Fair access to care services (FACS): prioritising eligibility for care and support
Assessment - Personalisation and the assessment process: implications for practice
The purpose of a community care assessment is to identify and evaluate an individual’s presenting needs and how these needs impose barriers to that person’s independence and/or wellbeing. Information derived from an individual’s assessment should be used to inform decisions on eligibility.(‘Response to the first contact and assessment’, DH, 2010, para 78)
Simon’s story – good assessment the foundation of stability and quality of life
Simon, aged 39, lives in the community. He needs considerable support because of his learning difficulties and health problems. Assessments of Simon’s needs produced a combination of family care with support from a third sector organisation. Over the years his support has been reassessed to meet his changing needs. Careful assessment has enabled Simon to have a good quality of life, to remain integral to his family and to follow his interests in gardening, ecology and arts for the past 15 years.
The section of the 2010 DH Guidance headed ‘Response to the first contact and assessment’ outlines good practice when undertaking assessments. The guidance makes it clear that assessing the needs of groups with particular conditions (e.g. deaf-blind people) must be undertaken by staff with the necessary specialist expertise in that area. Staff should:
- work in partnership with individuals and their carers at all stages of the assessment process, beginning with the assumption that people are best placed to judge their own wellbeing, and should be provided with the information and support necessary to participate as fully as possible in decisions relating to their welfare
- explain how the assessment process for care and support works, advise on the likely timescale and tell people and carers how they can track progress in the meantime
- ensure that knowledge about the individual’s and carer’s health conditions, health care needs and NHS support informs the assessment process
- apply the principles of personalisation to:
- maximise individuals’ and carers’ choices and control over their lives, and prioritise the outcomes they value
- recognise individuals’ and carers’ expert contributions to assessment
- explore solutions that lie within the individual’s own network or via local community resources
- signpost to or provide information and advice on support from universal services, other agencies and community resources.
- Draw on the results of self-assessment to inform the assessment process.
- Carry out capacity assessments where necessary, and Best Interests decision making if individuals are assessed as lacking the mental capacity to make a particular decision themselves.
- Ensure that the scope of the assessment process is proportionate to the person’s need and fit for purpose.
- Collect sufficient evidence to make a sound judgement about eligibility within the FACS bandings and criteria, agree outcomes, support the individual to identify and manage risks, and address any safeguarding issues.

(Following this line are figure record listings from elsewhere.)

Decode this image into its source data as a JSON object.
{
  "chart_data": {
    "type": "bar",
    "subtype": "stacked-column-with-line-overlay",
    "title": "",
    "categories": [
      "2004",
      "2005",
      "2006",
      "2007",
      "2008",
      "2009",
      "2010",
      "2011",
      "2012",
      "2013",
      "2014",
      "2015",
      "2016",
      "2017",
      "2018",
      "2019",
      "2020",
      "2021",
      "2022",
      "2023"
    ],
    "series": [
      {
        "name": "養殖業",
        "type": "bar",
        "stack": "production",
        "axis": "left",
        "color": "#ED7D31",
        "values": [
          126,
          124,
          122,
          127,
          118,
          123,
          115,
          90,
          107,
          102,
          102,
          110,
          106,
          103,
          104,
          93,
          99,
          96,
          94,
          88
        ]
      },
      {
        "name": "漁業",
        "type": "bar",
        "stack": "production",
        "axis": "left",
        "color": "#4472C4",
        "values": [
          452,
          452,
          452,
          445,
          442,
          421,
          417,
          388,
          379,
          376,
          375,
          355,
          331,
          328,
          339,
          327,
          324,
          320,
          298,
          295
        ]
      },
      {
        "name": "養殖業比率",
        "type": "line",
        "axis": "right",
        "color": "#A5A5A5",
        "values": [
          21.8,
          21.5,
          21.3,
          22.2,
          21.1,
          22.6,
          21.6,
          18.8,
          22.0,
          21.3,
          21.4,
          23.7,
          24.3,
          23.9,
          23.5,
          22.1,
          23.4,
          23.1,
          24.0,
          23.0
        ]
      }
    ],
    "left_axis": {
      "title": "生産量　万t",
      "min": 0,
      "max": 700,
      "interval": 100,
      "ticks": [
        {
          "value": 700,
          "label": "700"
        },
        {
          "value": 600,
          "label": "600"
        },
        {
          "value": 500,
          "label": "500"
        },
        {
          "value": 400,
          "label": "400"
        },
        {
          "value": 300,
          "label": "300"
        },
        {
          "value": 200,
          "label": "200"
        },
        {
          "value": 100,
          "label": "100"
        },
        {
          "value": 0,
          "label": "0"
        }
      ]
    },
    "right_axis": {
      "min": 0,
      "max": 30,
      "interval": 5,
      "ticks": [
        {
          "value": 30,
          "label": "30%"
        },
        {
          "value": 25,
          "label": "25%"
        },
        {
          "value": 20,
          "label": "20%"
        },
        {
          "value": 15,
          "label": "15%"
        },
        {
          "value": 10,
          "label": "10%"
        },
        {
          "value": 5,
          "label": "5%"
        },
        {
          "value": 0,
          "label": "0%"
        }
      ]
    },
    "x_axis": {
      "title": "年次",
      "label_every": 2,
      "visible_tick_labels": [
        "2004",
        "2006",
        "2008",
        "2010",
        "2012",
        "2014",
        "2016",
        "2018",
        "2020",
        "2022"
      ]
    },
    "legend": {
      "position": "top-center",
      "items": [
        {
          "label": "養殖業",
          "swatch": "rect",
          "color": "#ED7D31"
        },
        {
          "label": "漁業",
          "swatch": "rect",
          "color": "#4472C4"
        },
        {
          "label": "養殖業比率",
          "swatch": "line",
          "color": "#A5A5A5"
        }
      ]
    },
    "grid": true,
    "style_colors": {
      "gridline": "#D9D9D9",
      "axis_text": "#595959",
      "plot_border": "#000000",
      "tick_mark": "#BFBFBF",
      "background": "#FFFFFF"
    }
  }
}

The Care Bill includes provision to establish national eligibility criteria for adult care and support. This is to be achieved through regulations to be made under a power in Clause 13. These will set a minimum threshold for people’s care and support needs which must be met by local authorities in all areas. Local authorities will not be able to restrict eligibility beyond this threshold, but if they wish to do so they can meet other needs which are below the national threshold. The government proposes to set the national threshold at a level equivalent to ‘substantial’ in the current system. This is the level currently operated by the vast majority of local authorities.